The show presents all these archetypes, but their backstories develop them well, often their flashbacks relating to what's happening on the island and informing their reactions. That's one of the tricks of this show. It establishes certain character types and then subverts are expectations in the flashbacks. Each character is good and bad, struggling with conflict.
It's easy to criticize many of the characters, and that's another trick. The show makes them slightly unlikable, only to reveal backstory that makes you empathetic. In a flashback you feel bad for the characters, then something even worse happens.

Sayid is such a great character, and I appreciate the show humanizing a man from Iraq when many people saw him as a threat. The show addresses that head on. Often Sawyer is the character that acts as a bit of an every man, voicing crude thoughts that allows the show to address the ignorance. Sawyer is the willful deviant, looking out for himself. It's hard not to find him intriguing as he revels in being a villain, but we often see him helping in dire circumstances. His surly nature is a defense.

Sun and Kim are Korean and the show uses subtitles. Generally people don't like subtitles. I like that the show takes risks or does things a lot of people won't like.

Jack is the de facto leader. He wants to be the hero, but not the leader. You can't separate it like that. Being the doctor makes him in high demand.
Terry O'Quinn plays Locke.
Locke is the main of faith. He's the first to realize the power of the island. His backstory is agonizing, but his role on the island allows him an authority he's never had. He doesn't want to be a leader, but it's his knowledge and determination that places him in the role.

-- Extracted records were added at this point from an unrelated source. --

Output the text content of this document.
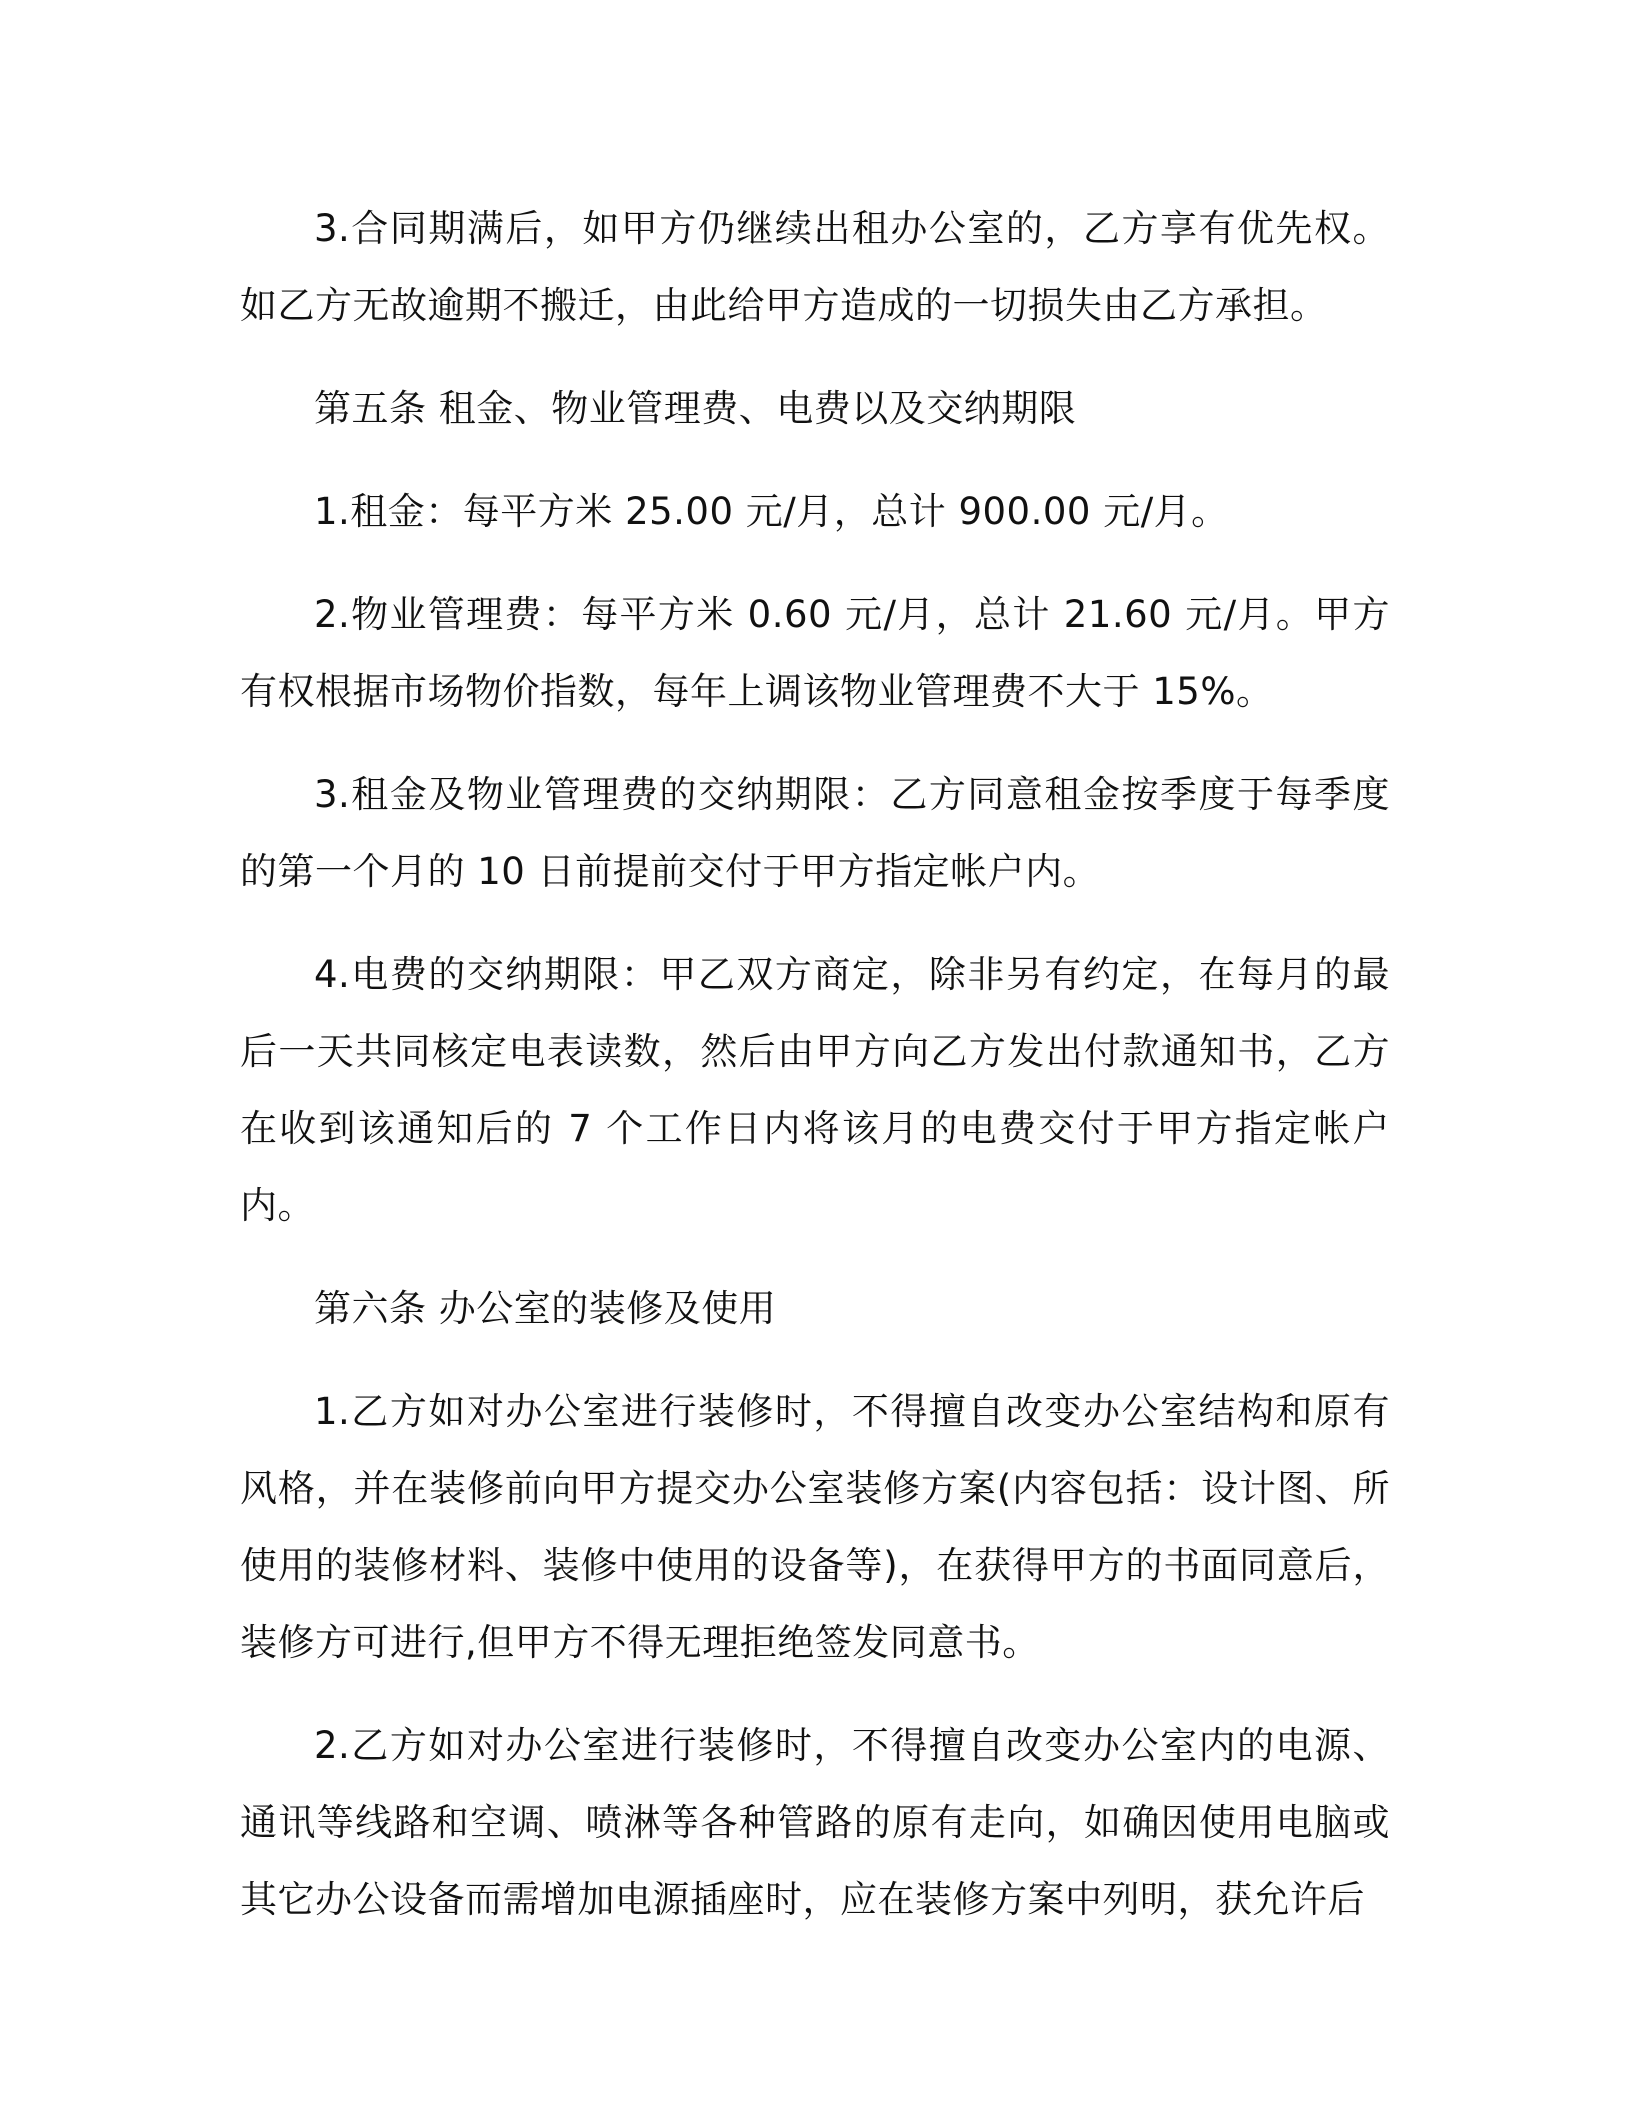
3.合同期满后，如甲方仍继续出租办公室的，乙方享有优先权。如乙方无故逾期不搬迁，由此给甲方造成的一切损失由乙方承担。

第五条 租金、物业管理费、电费以及交纳期限

1.租金：每平方米 25.00 元/月，总计 900.00 元/月。

2.物业管理费：每平方米 0.60 元/月，总计 21.60 元/月。甲方有权根据市场物价指数，每年上调该物业管理费不大于 15%。

3.租金及物业管理费的交纳期限：乙方同意租金按季度于每季度的第一个月的 10 日前提前交付于甲方指定帐户内。

4.电费的交纳期限：甲乙双方商定，除非另有约定，在每月的最后一天共同核定电表读数，然后由甲方向乙方发出付款通知书，乙方在收到该通知后的 7 个工作日内将该月的电费交付于甲方指定帐户内。

第六条 办公室的装修及使用

1.乙方如对办公室进行装修时，不得擅自改变办公室结构和原有风格，并在装修前向甲方提交办公室装修方案(内容包括：设计图、所使用的装修材料、装修中使用的设备等)，在获得甲方的书面同意后，装修方可进行,但甲方不得无理拒绝签发同意书。

2.乙方如对办公室进行装修时，不得擅自改变办公室内的电源、通讯等线路和空调、喷淋等各种管路的原有走向，如确因使用电脑或其它办公设备而需增加电源插座时，应在装修方案中列明，获允许后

The great thing about so many characters is that there is something for everyone. The show infuses a lot of tropes into the characters and then builds from that, explaining why the characters have these traits. It's a great bit of storytelling.

There are the main characters, and then the secondary characters. There really are just too many, and the show gets meta towards the end with Ernst, a character we've never seen before, telling the main characters "you aren't the only ones here." That line is as much for the characters as it is for the viewers. A few times main characters mix up Scott and Steve. Two people we never see. For a show with so many characters, I don't know why it introduces even more.

This season creates a lot of mystery, playing fast and loose with logic when it fits. I don't blame the show for that. It's what made it so fun at the start, and later so infuriating when good answers weren't to be had.
Dominic Monaghan, Matthew Fox, Evangeline Lilly play
Charlie, Jack, Kate.
That's ultimately the big criticism of the show, that the answers to the mysteries feel cheap. The defense is that the show has always been about the characters, and while that is completely true, the show didn't have to dive so deep into the mysteries or try to explain all of them. Leaving some of the questions unanswered would have helped, but these are all issues that come to a point in season six.

Just as each episode ends on a cliffhanger, so does the season. I wasn't planning to watch all of Season 1, but I did. I didn't plan to start Season 2, but I have to get the answers.What's in the hatch?